But now, they’re back for another try.
Scientists in Germany, Turkey, the Netherlands, and the U.K. are currently working on language-teaching machines more complex than anything Pressley or Skinner dreamed up. These devices will help students learn basic vocabulary and simple stories, using microphones to listen, cameras to watch, and artificial neural networks that will analyze all the information that’s collected. The machines are part of L2TOR (pronounced “El Tutor”), a program funded by the European Union to develop artificially intelligent teachers for preschool-aged children.

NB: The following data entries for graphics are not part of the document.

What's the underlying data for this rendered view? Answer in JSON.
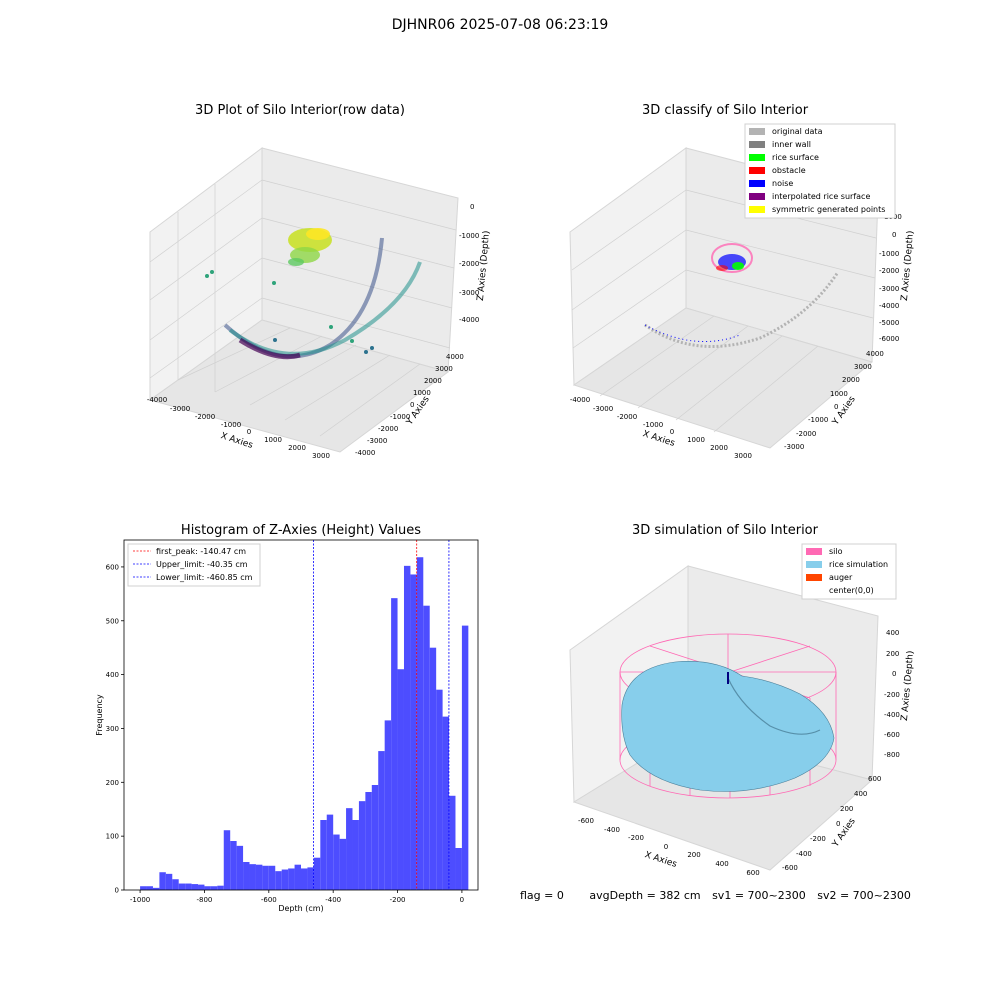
{
  "figure": {
    "title": "DJHNR06 2025-07-08 06:23:19"
  },
  "colors": {
    "hist_bar": "#4d4dff",
    "first_peak": "#ff0000",
    "limits": "#0000ff",
    "pane": "#f0f0f0",
    "grid": "#d0d0d0",
    "silo": "#ff69b4",
    "rice": "#87ceeb",
    "auger": "#ff4500"
  },
  "panels": {
    "raw": {
      "title": "3D Plot of Silo Interior(row data)",
      "xlabel": "X Axies",
      "ylabel": "Y Axies",
      "zlabel": "Z Axies (Depth)",
      "xticks": [
        "-4000",
        "-3000",
        "-2000",
        "-1000",
        "0",
        "1000",
        "2000",
        "3000"
      ],
      "yticks": [
        "-4000",
        "-3000",
        "-2000",
        "-1000",
        "0",
        "1000",
        "2000",
        "3000",
        "4000"
      ],
      "zticks": [
        "0",
        "-1000",
        "-2000",
        "-3000",
        "-4000"
      ]
    },
    "classify": {
      "title": "3D classify of Silo Interior",
      "xlabel": "X Axies",
      "ylabel": "Y Axies",
      "zlabel": "Z Axies (Depth)",
      "xticks": [
        "-4000",
        "-3000",
        "-2000",
        "-1000",
        "0",
        "1000",
        "2000",
        "3000"
      ],
      "yticks": [
        "-3000",
        "-2000",
        "-1000",
        "0",
        "1000",
        "2000",
        "3000",
        "4000"
      ],
      "zticks": [
        "1000",
        "0",
        "-1000",
        "-2000",
        "-3000",
        "-4000",
        "-5000",
        "-6000"
      ],
      "legend": [
        {
          "label": "original data",
          "color": "#b3b3b3"
        },
        {
          "label": "inner wall",
          "color": "#808080"
        },
        {
          "label": "rice surface",
          "color": "#00ff00"
        },
        {
          "label": "obstacle",
          "color": "#ff0000"
        },
        {
          "label": "noise",
          "color": "#0000ff"
        },
        {
          "label": "interpolated rice surface",
          "color": "#800080"
        },
        {
          "label": "symmetric generated points",
          "color": "#ffff00"
        }
      ]
    },
    "sim": {
      "title": "3D simulation of Silo Interior",
      "xlabel": "X Axies",
      "ylabel": "Y Axies",
      "zlabel": "Z Axies (Depth)",
      "xticks": [
        "-600",
        "-400",
        "-200",
        "0",
        "200",
        "400",
        "600"
      ],
      "yticks": [
        "-600",
        "-400",
        "-200",
        "0",
        "200",
        "400",
        "600"
      ],
      "zticks": [
        "400",
        "200",
        "0",
        "-200",
        "-400",
        "-600",
        "-800"
      ],
      "legend": [
        {
          "label": "silo",
          "color": "#ff69b4"
        },
        {
          "label": "rice simulation",
          "color": "#87ceeb"
        },
        {
          "label": "auger",
          "color": "#ff4500"
        },
        {
          "label": "center(0,0)",
          "color": "#ffffff"
        }
      ]
    }
  },
  "status": {
    "flag": "flag = 0",
    "avg_depth": "avgDepth = 382 cm",
    "sv1": "sv1 = 700~2300",
    "sv2": "sv2 = 700~2300"
  },
  "chart_data": {
    "type": "bar",
    "title": "Histogram of Z-Axies (Height) Values",
    "xlabel": "Depth (cm)",
    "ylabel": "Frequency",
    "xlim": [
      -1050,
      50
    ],
    "ylim": [
      0,
      650
    ],
    "xticks": [
      -1000,
      -800,
      -600,
      -400,
      -200,
      0
    ],
    "yticks": [
      0,
      100,
      200,
      300,
      400,
      500,
      600
    ],
    "bin_start": -1000,
    "bin_width": 20,
    "values": [
      7,
      7,
      4,
      33,
      30,
      20,
      12,
      12,
      11,
      10,
      7,
      7,
      8,
      111,
      91,
      82,
      52,
      48,
      47,
      45,
      45,
      35,
      38,
      40,
      47,
      40,
      42,
      60,
      130,
      140,
      103,
      95,
      152,
      130,
      165,
      182,
      195,
      258,
      315,
      542,
      410,
      602,
      586,
      618,
      528,
      450,
      372,
      322,
      175,
      78,
      491
    ],
    "lines": [
      {
        "label": "first_peak: -140.47 cm",
        "x": -140.47,
        "color": "#ff0000"
      },
      {
        "label": "Upper_limit: -40.35 cm",
        "x": -40.35,
        "color": "#0000ff"
      },
      {
        "label": "Lower_limit: -460.85 cm",
        "x": -460.85,
        "color": "#0000ff"
      }
    ]
  }
}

But the machines won’t only teach and collect data on their students’ language skills—they’ll also monitor things like joy, sadness, boredom, and confusion. Human teachers can see and hear their students and make sense of all nonverbal cues they get from the class; these machines are being designed to do the same.
“The problem with previous generations of teaching machines was their complete lack of social intelligence,” says Stefan Kopp, an artificial-intelligence researcher at Bielefeld University in Germany and one of the scientists working on L2TOR. “Yet it’s possible to design emphatic machines. Our robots will notice tears, smiles, frowns, yawns … and dynamically adjust to how a child feels.” Past research has shown that “affect-sensitive” teaching systems, as they’re known, may be more effective at imparting knowledge than machines that don’t take emotions and experience into account.
The L2TOR researchers who launched their project earlier this month, still have a few years before they can measure their technology against human educators, but similar projects have offered some hints about potential challenges. FACET, a commercially available image-processing software that analyzes 19 different facial-muscle movements, works with nearly 80 percent accuracy. Earlier this year, a research team at the University of Notre Dame used it to identify children’s boredom, confusion, and delight as they played educational games, using videos taken with laptop cameras in real classrooms. In more than one-third of instances, FACET recognized nothing at all. Kids wriggled, covered their faces with their hands, talked with their friends—all sorts of things, except for sitting still in front of the cameras.
And successfully interpreting students’ emotions is just one challenge; knowing how to react to that information is another. What should a robot do with a 5-year-old who is frustrated, or bored, or has just thrown a paper airplane right into its robotic face?
To figure out how to imbue their machines with human-like reaction skills, Kopp and his colleagues plan to spend some time in kindergarten classrooms, observing the teachers at work. “We need to learn more about their methods, learn from their experience, and then program our robots to act like them,” Kopp says. “We want the machines to be as friendly to kids as possible, yet I think a robot should react to bad behavior.” The challenge is figuring out how these machines can exert authority in a way that teaches the kids how to behave, in addition to the lessons of the day.